Tell me the temperature of loss, darling, how god cracked open the sky but wouldn’t give us rain.

Tell me about the time earth caught her hems on a jagged nail and ran.

 

 

at first it smelled good, like camp,

a vagabond memory; for days i let

the tones nestle in my nostrils

my brain didn’t yet know it was choking

 

           we live in the knife days, when you can slice

              the trees dry; the sky, now built

                     against life

 

                            its sentries flee for nowhere,

                   no more whispers in the nettles                        

                                my god, to see a civilization                unspooling

 

                                   what doesn’t burn now will burn later;  where it doesn’t burn now…

 

                                                we inscribed ourselves into the Book of Fire,

                                                   sharpened the drying blades of the petals,    a militant pastoral

 

                                                 count sparks like teeth in the jaws of a dragon…  

                                                                                                        until     she’s ready                                                                                                                              to consume us

 

                                     at once we wake to a hot barbed reckoning, this kingdom of cruelty,

                            governed by an overzealous empress

 

what isn’t unmoored in this today, by this nerve to remake everything

 

 

I knew a guy in college whose house burned down in the colorado fires. all I can think of is dancing with him half-naked our freshman year, a bedroom dance party, feeling his young taut body against mine, imagining what it’d be like to lose your bedroom in a single night.

 

 

i don’t know what I’d choose to lose first,

     not grandpa’s books, or

  the paintings i made when i still believed in tomorrows

 

i don’t believe in god but i can taste god, ash coating my tongue

                                               jesus says jump the turnstile and we’re running on fire

                                               we to thank for this living/burning all at once

 

is it wild that we’ve domesticated all this pain?

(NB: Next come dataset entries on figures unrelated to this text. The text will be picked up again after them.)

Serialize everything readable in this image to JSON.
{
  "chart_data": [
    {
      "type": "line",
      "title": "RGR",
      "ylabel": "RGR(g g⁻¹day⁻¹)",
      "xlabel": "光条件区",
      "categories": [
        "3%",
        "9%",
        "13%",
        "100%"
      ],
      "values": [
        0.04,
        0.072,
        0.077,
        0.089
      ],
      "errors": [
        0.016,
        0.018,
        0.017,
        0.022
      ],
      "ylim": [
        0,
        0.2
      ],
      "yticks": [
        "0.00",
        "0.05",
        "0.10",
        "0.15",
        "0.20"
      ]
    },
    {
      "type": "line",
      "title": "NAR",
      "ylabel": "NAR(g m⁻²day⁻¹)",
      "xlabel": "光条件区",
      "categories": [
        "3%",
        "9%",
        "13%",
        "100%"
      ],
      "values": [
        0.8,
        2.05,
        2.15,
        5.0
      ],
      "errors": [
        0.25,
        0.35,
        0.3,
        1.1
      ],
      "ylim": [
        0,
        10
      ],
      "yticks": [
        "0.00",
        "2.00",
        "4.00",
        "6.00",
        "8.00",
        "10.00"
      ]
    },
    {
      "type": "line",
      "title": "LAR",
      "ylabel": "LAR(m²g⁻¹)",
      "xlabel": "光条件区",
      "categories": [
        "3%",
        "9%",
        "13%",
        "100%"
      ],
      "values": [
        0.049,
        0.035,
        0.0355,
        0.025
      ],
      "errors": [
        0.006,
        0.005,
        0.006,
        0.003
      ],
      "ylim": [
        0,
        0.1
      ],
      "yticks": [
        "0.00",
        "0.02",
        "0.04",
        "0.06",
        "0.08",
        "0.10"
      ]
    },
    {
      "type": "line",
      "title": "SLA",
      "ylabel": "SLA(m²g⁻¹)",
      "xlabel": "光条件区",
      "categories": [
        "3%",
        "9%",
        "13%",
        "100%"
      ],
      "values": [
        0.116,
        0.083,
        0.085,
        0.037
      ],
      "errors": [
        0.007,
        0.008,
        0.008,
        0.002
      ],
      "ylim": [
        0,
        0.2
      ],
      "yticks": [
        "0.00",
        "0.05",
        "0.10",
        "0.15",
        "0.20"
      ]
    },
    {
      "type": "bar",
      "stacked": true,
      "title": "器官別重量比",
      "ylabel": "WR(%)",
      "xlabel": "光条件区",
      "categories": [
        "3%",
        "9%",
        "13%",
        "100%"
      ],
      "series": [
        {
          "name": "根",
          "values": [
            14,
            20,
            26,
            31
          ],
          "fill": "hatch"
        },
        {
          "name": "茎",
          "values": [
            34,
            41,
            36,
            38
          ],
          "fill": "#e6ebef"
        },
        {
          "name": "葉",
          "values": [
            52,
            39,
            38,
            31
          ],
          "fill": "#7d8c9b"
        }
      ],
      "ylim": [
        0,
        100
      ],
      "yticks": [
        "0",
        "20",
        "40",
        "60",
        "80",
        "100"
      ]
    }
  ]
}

     She is so everywhere she’s undone

                  

         how much love can you see in this light?

           what beams just as quickly dies

 

                 She’s chased us from our settled lives,

                   twisting our songs into elegies,

              til we’re ghosts    carrying suitcases~

                             to be sold back to ourselves in rusted parts

 

                                             home is a moving target  

                                                        a wayward promise  

                                                                       a numb spectacle 

                                                                                   a squalid imprint that as soon collapses

                                           

 it’s still there, right next to you, the house, a mirage,      its shadow

                                                   now stitched into the tapestry of what was

 

                           

 

         we watch Her chew on the blackened rinds of a town,

                            spit out the embers of lives

             a toast to this new gravel skyline

where we might find ourselves lodged,

                                               hungry constellations searching for a new moon

Rachel Sacks is a Brooklyn-based poet. She is a founding member of the NYC Climate Writers Collective, and had poetry featured in the 2024 Climate Imaginarium exhibition on Governors Island. She is an alum of Tent: Creative Writing, a Yiddish Book Center fellowship, and has been published in Blood Tree Literature, Navy Pen, and All the Art, the Visual Art Quarterly of St. Louis. She has performed her verses with the Bread and Roses Missouri theater troupe in St. Louis, MO.